In order to maintain the company with the limited capital available and working toward the completion of the acquisition of Austrianova Singapore, which is still pending, Nuvilex management determined that for at least the time being, Nuvilex products would not be available for sale and continue to follow this course.
Nonetheless, funding that has been provided for Nuvilex operations and by Nuvilex to ASPL for their's, has enabled our companies to work on specific areas nonetheless. Our teams have been working for more than a year across a number of important development areas for our company, most of which have been related to researching, testing, developing, coordinating and planning for the Company's future. As a result, and in conjunction with maintenance of the Parent Company, the substantial funding provided to ASPL and its personnel have been to ensure ASPL's functionality and maintain its ability to complete goals over the past year. It is clear that management and staff of ASPL are extremely qualified and dedicated to achieving their mission.
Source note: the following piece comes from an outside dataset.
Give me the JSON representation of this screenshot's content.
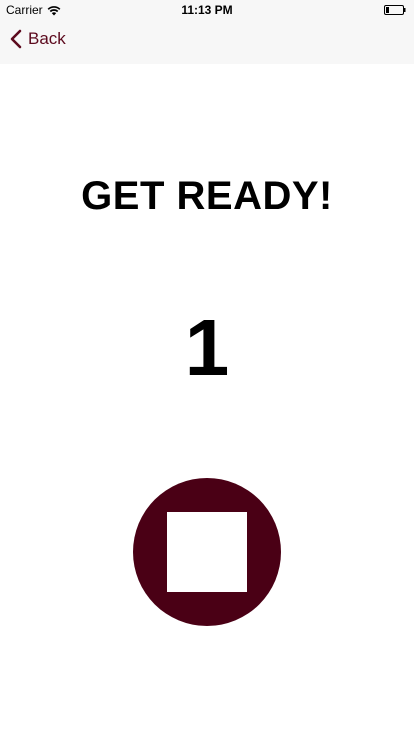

Thus, our combined first vision and successful accomplishment was the acquisition of ASPL as our newest subsidiary in June 2012 and is seen as one of the most valuable advances for this company over the past year, clearly establishing the creation of Nuvilex as a biotechnology/life technology/pharmaceutical company.
Thus, through the funding and our combined efforts, Nuvilex exists today as a Biotechnology Company with a broad company base, much like that of larger biotechnology or pharmaceutical companies after years of advances and purchasing of products from other companies. In addition, great advances were afforded to Nuvilex over the past year by companies supportive of the Nuvilex vision through elimination of debt remaining on its books, thereby stabilizing its financial condition, for which Nuvilex is grateful. Thus, with an overall strategy and goal of long-term growth, Nuvilex is poised to be thrust into a new position. Management believes its vision to become an important industry-leading Biotechnology company, with a multi-part strategy like those of larger pharmaceutical companies, will strengthen the Company's position in both the short and long term. Notwithstanding and as financial experts indicate, Nuvilex may seek capital to fund growth and provide its working capital needs as the vision of the company is executed. The Company's efforts to achieve financial stability and enable the strategy of the company to be seen to fruition include several primary components:
1. Acquire sufficient capital to complete the acquisition of Austrianova Singapore.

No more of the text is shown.